Room for improvement
TB kills roughly two million people every year. Around 95 percent of all patients with active TB live in the developing world, where 99 percent of TB deaths occur. Improving DOTS is crucial if we are going to try to effectively treat the growing number of patients with the disease.
MSF has had first-hand experience of the current WHO-recommended strategy to control TB. In 2003, MSF's medical staff treated 20,000 TB patients in MSF projects across 21 countries. While most MSF and other experts agree that DOTS is the best approach we have, DOTS has demonstrated serious limitations in its nearly decade-long existence in the kinds of settings in which MSF works. The greatest challenge to TB control is HIV/AIDS. An estimated 12 million people are now co-infected with HIV and TB, a rapid increase in recent years. More than two-thirds of them live in sub- Saharan Africa. DOTS was not designed to address the specific context of HIV/AIDS and TB and a major re-think is required here if we are to treat these patients. Even in MSF's programs, only 4 of the total 25 HIV/AIDS programs directly provide TB treatment in sub-Saharan countries although TB is the most important opportunistic disease affecting HIV/AIDS patients. Most patients are referred to national tuberculosis programs that are often unable to treat co-infected patients.
In addition, far too few patients have access to second-line treatment for MDR-TB. Defined as resistance to at least rifampicin and isoniazid, the two most powerful TB drugs, this strain might be spreading as fast as by 250,000-400,000 new cases each year. Vigorous action for improved, more inclusive DOTS and for resources to develop new tools to fight TB is needed. Improving and expanding DOTS to address "low-priority" patients – those who are not detected as smear-positive with the tests currently available – is crucial if we are going to try to treat effectively the growing number of TB patients. New, shorter treatments need to be developed as the old ones are cumbersome to administer and treatment courses take months to complete. The development of new diagnostic tests and ensuring research and development of new drugs is now urgent. Investment into new tools is critical if we are to have any hope of tackling the global burden of TB. It is critical that the most promising diagnostic tools are prioritized and that their development is properly resourced. Most novel drugs are still on the bench, months if not years away from early trials, and their development should be promoted.
MSF believes that the global TB strategy needs to be revised. WHO should lead the process of adequately addressing the HIV/AIDS pandemic and its consequences for TB care. Access to treatment for smear-negative patients must be ensured. Innovative means of improving treatment adherence must be found, including reduced need for direct observation.
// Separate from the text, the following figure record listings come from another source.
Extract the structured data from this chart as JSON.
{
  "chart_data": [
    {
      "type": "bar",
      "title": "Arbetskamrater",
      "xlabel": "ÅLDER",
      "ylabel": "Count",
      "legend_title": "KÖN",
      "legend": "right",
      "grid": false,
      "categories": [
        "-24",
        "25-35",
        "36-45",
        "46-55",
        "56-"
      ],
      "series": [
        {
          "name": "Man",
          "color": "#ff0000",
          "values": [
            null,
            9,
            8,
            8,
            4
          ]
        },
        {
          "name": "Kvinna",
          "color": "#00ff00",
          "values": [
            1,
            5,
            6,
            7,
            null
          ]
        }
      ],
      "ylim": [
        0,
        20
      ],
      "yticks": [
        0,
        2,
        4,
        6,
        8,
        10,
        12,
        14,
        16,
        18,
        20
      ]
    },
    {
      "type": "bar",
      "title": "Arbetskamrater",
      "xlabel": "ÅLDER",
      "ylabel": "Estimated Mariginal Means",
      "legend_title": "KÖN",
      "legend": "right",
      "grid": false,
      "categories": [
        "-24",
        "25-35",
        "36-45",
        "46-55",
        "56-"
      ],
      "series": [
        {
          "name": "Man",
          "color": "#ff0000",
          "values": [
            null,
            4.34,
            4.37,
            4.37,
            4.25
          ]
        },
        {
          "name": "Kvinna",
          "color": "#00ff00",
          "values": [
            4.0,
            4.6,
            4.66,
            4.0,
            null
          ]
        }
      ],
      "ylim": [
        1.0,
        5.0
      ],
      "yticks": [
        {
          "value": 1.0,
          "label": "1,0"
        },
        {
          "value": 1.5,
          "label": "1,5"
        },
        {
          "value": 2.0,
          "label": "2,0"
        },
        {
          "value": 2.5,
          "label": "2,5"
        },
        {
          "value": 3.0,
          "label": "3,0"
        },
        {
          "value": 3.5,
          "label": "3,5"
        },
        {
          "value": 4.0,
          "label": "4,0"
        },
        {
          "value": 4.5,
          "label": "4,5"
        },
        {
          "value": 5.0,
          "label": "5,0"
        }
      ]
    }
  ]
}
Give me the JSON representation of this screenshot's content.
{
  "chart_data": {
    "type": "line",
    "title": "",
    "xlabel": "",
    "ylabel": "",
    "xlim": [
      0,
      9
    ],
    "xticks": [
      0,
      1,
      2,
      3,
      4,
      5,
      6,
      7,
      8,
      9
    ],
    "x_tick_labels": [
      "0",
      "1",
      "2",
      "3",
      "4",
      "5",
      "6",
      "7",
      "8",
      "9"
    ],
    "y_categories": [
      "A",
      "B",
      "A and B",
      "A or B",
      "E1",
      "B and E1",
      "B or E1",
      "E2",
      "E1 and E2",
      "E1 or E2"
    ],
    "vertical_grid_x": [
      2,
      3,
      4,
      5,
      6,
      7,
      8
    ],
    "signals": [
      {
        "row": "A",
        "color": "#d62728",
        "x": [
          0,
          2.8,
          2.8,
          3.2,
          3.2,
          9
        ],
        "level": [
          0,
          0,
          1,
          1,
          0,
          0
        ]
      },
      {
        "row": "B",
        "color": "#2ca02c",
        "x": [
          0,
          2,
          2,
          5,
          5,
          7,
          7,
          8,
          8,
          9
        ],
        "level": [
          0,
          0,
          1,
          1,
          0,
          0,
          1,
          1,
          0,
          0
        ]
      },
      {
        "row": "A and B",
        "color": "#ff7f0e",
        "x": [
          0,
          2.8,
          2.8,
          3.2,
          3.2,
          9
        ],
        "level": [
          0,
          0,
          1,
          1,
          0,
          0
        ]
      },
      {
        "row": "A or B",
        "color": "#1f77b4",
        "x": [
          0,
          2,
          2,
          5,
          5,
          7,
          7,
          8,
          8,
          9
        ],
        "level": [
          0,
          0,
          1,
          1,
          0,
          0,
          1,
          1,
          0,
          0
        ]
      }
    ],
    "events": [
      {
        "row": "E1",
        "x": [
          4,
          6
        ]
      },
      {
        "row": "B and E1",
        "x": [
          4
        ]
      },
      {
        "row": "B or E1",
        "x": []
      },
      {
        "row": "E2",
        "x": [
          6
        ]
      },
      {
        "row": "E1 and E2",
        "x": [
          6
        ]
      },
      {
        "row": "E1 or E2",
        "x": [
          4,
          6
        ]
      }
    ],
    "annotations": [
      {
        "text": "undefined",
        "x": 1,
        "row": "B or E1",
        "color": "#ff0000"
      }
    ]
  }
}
More resources must be brought together to develop new tools to fight TB within resource-poor settings. The development and validation of new diagnostic tools need to become a priority. There is also a need to quicken the pace of developing new, easier-to-use drugs and make them available at affordable prices. WHO and governments must work together to develop and fund an essential TB clinical research agenda, ensuring that needed clinical trials take place. The agenda should consist of developing new tuberculosis treatments among both existing drugs and new compounds.
Governments should insist that companies which make compounds that could be used to help treat TB in the future make them available to those willing to develop them into drugs. When commercial interests hamper the development of a potential tuberculosis treatment, governments need to intervene.